Я еще чувствовала слабость и мы танцевали с Лолой только медленные танцы, ласково поглаживая друг друга пальцами, и вдруг из-за ее плеча я вновь встретилась глазами с мужчиной, которого видела днем, одиноко бродящим у воды. Он стоял у края веранды в легких светлых брюках и голубой джинсовой pyбашке с закатанными рукававми и пристально смотрел на меня ничуть не смущаясь. Я улыбнулась ему, мне понравилась открытость его взгляда, правильная форма носа и подбородка, высокий лоб с зачесанными назад гладкими пшеничными волосами.
Обьявили небольшой перерыв и мы направились к скамейке, на которой беззастенчиво обнимались уже заметно пьяненькие Рита и Катенька, они протянули нам по банке пива.
- Вон тот тип все время пялится на вас, - сообщили они.
- Ты с ним не знакома? - спросила меня Лола.
- Кажется, нет, - смеясь ответила я. - Но если он пригласит меня на танец, постараюсь узнать, кто он такой.
Когда зазвучала следующая мелодия, незнакомец-мужчина подошел и пригласил меня на танец. Я глянула на Лолу, та настороженно пожала плечами. Хоть на танцплощадке могу я распоряжаться собой, решительно подумала я, и пошла с ним.
Мы неспешно кружились, среди толпы танцующих, умело избегая столкновений с экспрессивными подвыпившими парами, от него едва заметно и приятно пахло дорогим мужским одеколоном, на своей трепещущей спине я чувствовала его уверенные руки.
- Вы здесь часто бываете? - вежливо спросил он меня.
- Впервые. Меня привезла сюда подруга.
- Мне показалось, с вашей подругой вас связывает нечто большее чем дружба, извините, я наблюдал за вами.
- А у вас разве здесь нет никаких привязанностей? - с ехидством поинтересовалась я.

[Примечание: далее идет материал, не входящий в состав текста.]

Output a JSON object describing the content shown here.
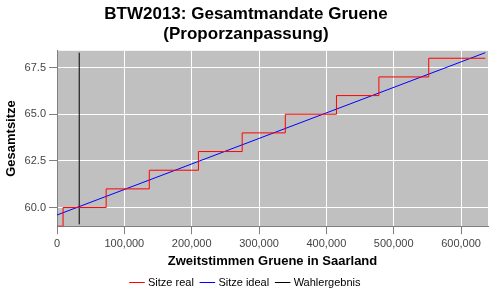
{
  "chart_data": {
    "type": "line",
    "title": [
      "BTW2013: Gesamtmandate Gruene",
      "(Proporzanpassung)"
    ],
    "x_label": "Zweitstimmen Gruene in Saarland",
    "y_label": "Gesamtsitze",
    "xlim": [
      0,
      640000
    ],
    "xticks": [
      0,
      {
        "value": 100000,
        "label": "100,000"
      },
      {
        "value": 200000,
        "label": "200,000"
      },
      {
        "value": 300000,
        "label": "300,000"
      },
      {
        "value": 400000,
        "label": "400,000"
      },
      {
        "value": 500000,
        "label": "500,000"
      },
      {
        "value": 600000,
        "label": "600,000"
      }
    ],
    "ylim": [
      59.0,
      68.4
    ],
    "yticks": [
      {
        "value": 60,
        "label": "60.0"
      },
      62.5,
      {
        "value": 65,
        "label": "65.0"
      },
      67.5
    ],
    "grid": true,
    "legend": "bottom",
    "series": [
      {
        "name": "Sitze real",
        "color": "#ff0000",
        "line_style": "step",
        "marker": "none",
        "x": [
          0,
          9000,
          73000,
          137000,
          210000,
          275000,
          339000,
          415000,
          478000,
          552000,
          636000
        ],
        "values": [
          59,
          60,
          61,
          62,
          63,
          64,
          65,
          66,
          67,
          68,
          68
        ]
      },
      {
        "name": "Sitze ideal",
        "color": "#0000ff",
        "line_style": "solid",
        "marker": "none",
        "x": [
          0,
          636000
        ],
        "values": [
          59.6,
          68.3
        ]
      },
      {
        "name": "Wahlergebnis",
        "color": "#000000",
        "line_style": "solid",
        "marker": "none",
        "x": [
          33000,
          33000
        ],
        "values": [
          59.1,
          68.3
        ]
      }
    ]
  }
}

- Нет, - искрение рассмеялся он. К концу танца я узнала, что его зовут Вадим, он занимается бизнесом, приехал сюда на "Вольво" и не имеет ничего общего со странными обитателями этих красивых мест.
- Довольна? - испытующе глядя на меня спросила Лола, когда я вернулась к ней.
- Ты ревнуешь?
- Разве я не имею права ревновать?
- Я хочу выпить, - потребовала я, танец с мужчиной невольно взбудоражил меня и большой стакан сухого вина, протянутый мне Ритой, пришелся кстати.
- Ты плохо чувствовала себя днем. Может не будешь пить? - раздраженно попросила Лола.
- Не надо мне указывать! - отрезала я.
Зазвучал популярный шлягер, который кружил мне голову еще несколько лет назад, я сентиментальна на музыкальные воспоминания, как правило, каждое из них связано с определенным эпизодом в моей личной жизни. Подчиняясь ритму, руки и ноги невольно пришли в движение, видимо, Лола сочла их пошлыми и обожгла меня ледяным взглядом.
И тут меня понесло. Джинн вырвался из бутылки. Слишком долго копилась энергия, моя артистическая душа взбунтовалась против смирения и праведности, слишком долго я не выходила на сцену и не срывала аплодисментов. Я должна наконец встряхнуться.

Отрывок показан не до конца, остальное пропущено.